Take one grouse hackle feather and, without stripping the fluff from the base of the feather, wind two turns up and then secure.




The fluff will make the best wing/leg presentation possible.


Yes, it's freezing out BUT only 3 months to go unless you're a freezout nut!!!


Ken


7 comments:

Anonymous said...

Dear Ken,

You have excellent taste in classic trout flies. As I'm sure you know, this is a 'Gray Hackle' (AKA 'Gray Hackle Peacock'). At times it's tied with a red hackle tail, more often without; sometimes a tinsel rib is added, more often not.

In her 1892 book Favorite Flies and Their Histories, Mary Orvis Marbury lauds the efficacy of this pattern and its sibling the Brown Hackle. Both patterns date to the 1700s, and were favorites of the majority of Marbury's two hundred correspondents who contributed to her book. She quotes angler L.B. France who stated "It is well to have in your fly book a little of everything, but of Gray and Brown Hackles ... an abundance."
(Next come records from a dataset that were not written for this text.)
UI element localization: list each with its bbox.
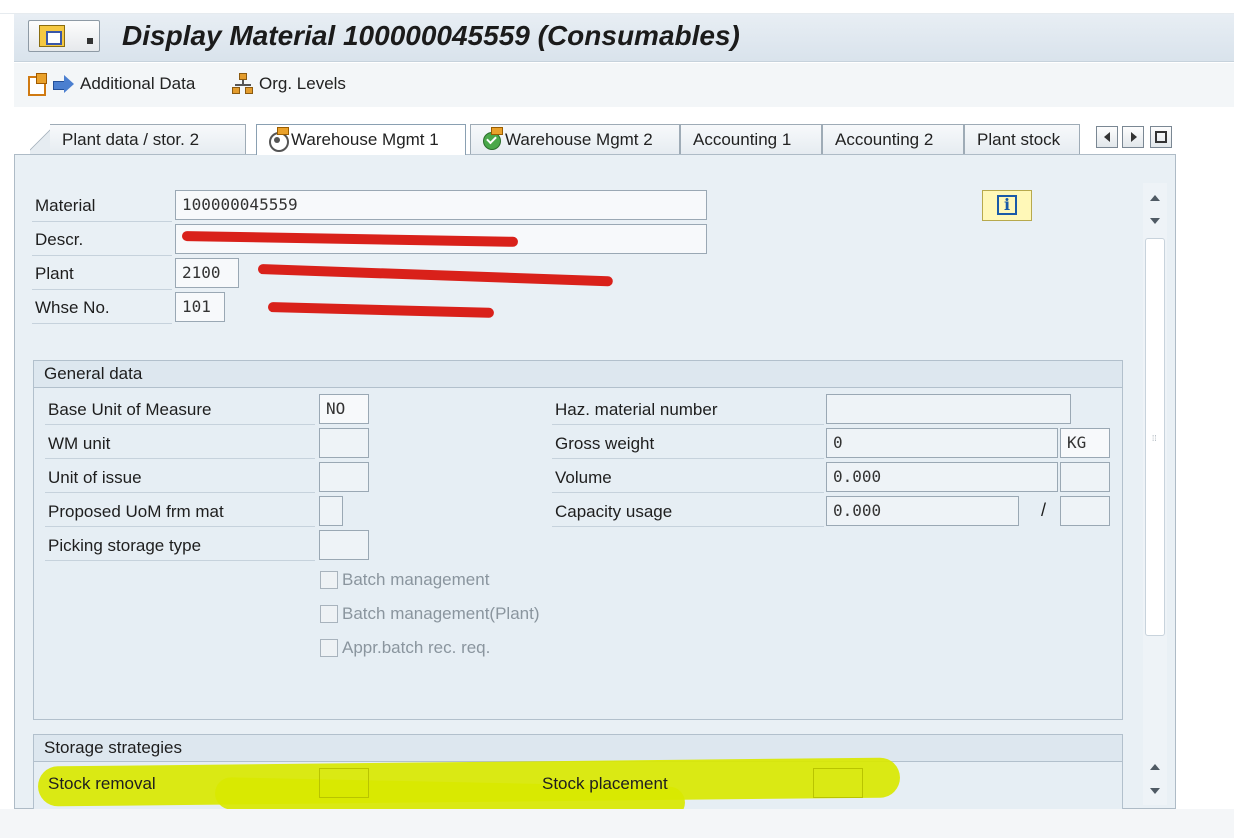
checkbox-box bbox=[320, 639, 338, 657]
picking-storage-type-field[interactable] bbox=[319, 530, 369, 560]
haz-material-label: Haz. material number bbox=[555, 400, 718, 419]
volume-label: Volume bbox=[555, 468, 612, 487]
tab-list-button[interactable] bbox=[1150, 126, 1172, 148]
checkbox-label: Batch management bbox=[342, 570, 490, 589]
org-levels-button[interactable]: Org. Levels bbox=[232, 73, 346, 95]
tab-warehouse-mgmt-1[interactable]: Warehouse Mgmt 1 bbox=[256, 124, 466, 155]
chevron-left-icon bbox=[1104, 132, 1110, 142]
volume-field[interactable]: 0.000 bbox=[826, 462, 1058, 492]
tab-plant-stock[interactable]: Plant stock bbox=[964, 124, 1080, 154]
application-toolbar: Additional Data Org. Levels bbox=[14, 63, 1234, 107]
tab-warehouse-mgmt-2[interactable]: Warehouse Mgmt 2 bbox=[470, 124, 680, 154]
capacity-usage-field[interactable]: 0.000 bbox=[826, 496, 1019, 526]
tab-label: Warehouse Mgmt 2 bbox=[505, 130, 653, 149]
sap-menu-icon bbox=[39, 25, 65, 47]
tab-label: Accounting 1 bbox=[693, 130, 792, 149]
scroll-up-icon[interactable] bbox=[1148, 760, 1162, 774]
additional-data-label: Additional Data bbox=[80, 74, 196, 93]
checkbox-label: Appr.batch rec. req. bbox=[342, 638, 491, 657]
warehouse-status-icon bbox=[269, 127, 289, 152]
picking-storage-type-label: Picking storage type bbox=[48, 536, 202, 555]
chevron-right-icon bbox=[1131, 132, 1137, 142]
scroll-up-icon[interactable] bbox=[1148, 191, 1162, 205]
scroll-down-icon[interactable] bbox=[1148, 214, 1162, 228]
check-complete-icon bbox=[483, 127, 503, 150]
group-title: General data bbox=[34, 361, 1122, 388]
title-bar: Display Material 100000045559 (Consumabl… bbox=[14, 14, 1234, 62]
tab-scroll-right-button[interactable] bbox=[1122, 126, 1144, 148]
top-strip bbox=[0, 0, 1234, 14]
base-uom-field[interactable]: NO bbox=[319, 394, 369, 424]
org-levels-label: Org. Levels bbox=[259, 74, 346, 93]
weight-unit-field[interactable]: KG bbox=[1060, 428, 1110, 458]
arrow-right-icon bbox=[53, 75, 75, 93]
org-structure-icon bbox=[232, 73, 254, 95]
stock-removal-field[interactable] bbox=[319, 768, 369, 798]
copy-document-icon bbox=[26, 73, 48, 96]
system-menu-button[interactable] bbox=[28, 20, 100, 52]
tab-accounting-2[interactable]: Accounting 2 bbox=[822, 124, 964, 154]
tab-label: Accounting 2 bbox=[835, 130, 934, 149]
warehouse-field[interactable]: 101 bbox=[175, 292, 225, 322]
plant-label: Plant bbox=[35, 264, 74, 283]
volume-unit-field[interactable] bbox=[1060, 462, 1110, 492]
gross-weight-label: Gross weight bbox=[555, 434, 655, 453]
menu-dropdown-icon bbox=[87, 38, 93, 44]
material-field[interactable]: 100000045559 bbox=[175, 190, 707, 220]
stock-placement-label: Stock placement bbox=[542, 774, 668, 793]
checkbox-box bbox=[320, 571, 338, 589]
appr-batch-rec-checkbox[interactable]: Appr.batch rec. req. bbox=[320, 638, 490, 658]
tab-list-icon bbox=[1155, 131, 1167, 143]
haz-material-field[interactable] bbox=[826, 394, 1071, 424]
stock-placement-field[interactable] bbox=[813, 768, 863, 798]
group-title: Storage strategies bbox=[34, 735, 1122, 762]
checkbox-label: Batch management(Plant) bbox=[342, 604, 540, 623]
tab-accounting-1[interactable]: Accounting 1 bbox=[680, 124, 822, 154]
proposed-uom-label: Proposed UoM frm mat bbox=[48, 502, 224, 521]
gross-weight-field[interactable]: 0 bbox=[826, 428, 1058, 458]
tab-scroll-left-button[interactable] bbox=[1096, 126, 1118, 148]
base-uom-label: Base Unit of Measure bbox=[48, 400, 212, 419]
tab-label: Plant stock bbox=[977, 130, 1061, 149]
wm-unit-label: WM unit bbox=[48, 434, 111, 453]
tab-plant-data-stor-2[interactable]: Plant data / stor. 2 bbox=[50, 124, 246, 154]
checkbox-box bbox=[320, 605, 338, 623]
info-button[interactable]: i bbox=[982, 190, 1032, 221]
proposed-uom-field[interactable] bbox=[319, 496, 343, 526]
tab-edge bbox=[30, 124, 52, 154]
stock-removal-label: Stock removal bbox=[48, 774, 156, 793]
unit-of-issue-label: Unit of issue bbox=[48, 468, 142, 487]
scroll-down-icon[interactable] bbox=[1148, 784, 1162, 798]
status-area bbox=[0, 809, 1234, 838]
tab-label: Warehouse Mgmt 1 bbox=[291, 130, 439, 149]
unit-of-issue-field[interactable] bbox=[319, 462, 369, 492]
capacity-separator: / bbox=[1041, 500, 1047, 520]
whse-label: Whse No. bbox=[35, 298, 110, 317]
plant-field[interactable]: 2100 bbox=[175, 258, 239, 288]
additional-data-button[interactable]: Additional Data bbox=[26, 73, 196, 96]
page-title: Display Material 100000045559 (Consumabl… bbox=[122, 20, 740, 51]
tab-label: Plant data / stor. 2 bbox=[62, 130, 200, 149]
capacity-usage-label: Capacity usage bbox=[555, 502, 673, 521]
batch-management-plant-checkbox[interactable]: Batch management(Plant) bbox=[320, 604, 540, 624]
grip-icon: ⁞⁞ bbox=[1152, 434, 1157, 443]
info-icon: i bbox=[997, 195, 1017, 215]
material-label: Material bbox=[35, 196, 96, 215]
batch-management-checkbox[interactable]: Batch management bbox=[320, 570, 489, 590]
capacity-unit-field[interactable] bbox=[1060, 496, 1110, 526]
sap-window: Display Material 100000045559 (Consumabl… bbox=[0, 0, 1234, 838]
descr-label: Descr. bbox=[35, 230, 84, 249]
wm-unit-field[interactable] bbox=[319, 428, 369, 458]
The Brown Hackle was the very first pattern I mastered as a sixteen-year-old novice tyer. Fifty-four years later I still tie this fly, with which I have caught panfish, smallmouth bass, grayling, landlocked salmon, arctic char, and most North American species of trout.

-Mike

Millers River Flyfisher said...

Mike,

I've always stayed clear of that red tailed fly!! I know of a beaver pond where it may work....

Sometimes I tie a bunch of peacock and starling wets because that starling hackle has just the right amount of brown in it to fool a trout into thinking it's a zebra caddis. At least it fools me!!!!!

Ken

Anonymous said...

Dear Ken,

Although my 1965 edition of the Noll Guide to Trout Flies insisted on a tail of "red wool or floss", from the start I have tied Brown Hackles with only four ingredients: hook, black thread, peacock herl, and furnace brown hackle. Only later did I learn that the tailless version of this pattern was preferred, as shown on the very first illustrated plate of Marbury's book.

For flies size 18 and smaller, in lieu of furnace brown hackle I substitute starling, thereby tying the 'Starling and Herl' (AKA 'Starling and Peacock', 'Peacock and Starling', etc.) - another centuries-old classic trout fly, and a great imitation of the many small dark caddis species.

-Mike

Millers River Flyfisher said...

Mike,

The starling feather is such a great material especially on the small flies. It's also very fragile and takes some time dealing with that shortcoming which may be why you don't see too much of it being used by modern tyers. NOTE: My word checker says that "tyer" is the dated form or "tier". I refuse to believe that!!!

Ken

Charles said...

That will surely be on my fly tying bench this winter--in all 3 sizes.
Charles

Anonymous said...

Dear Ken,

Three years ago I published an article on the American Museum of Fly Fishing website which included the word tyer in its introduction. The AMFF editor and I had a cordial discussion about the merits of tyer vs. tier, in which she explained that their journal uses only tier despite its two separate definitions.

I acquiesced and my article was published with tier as its sole revision, but I agree with you that tyer is the better word for 'one who ties flies'.

-Mike

Millers River Flyfisher said...

Mike,

Or we can compromise and call that person a FLY TIRE!!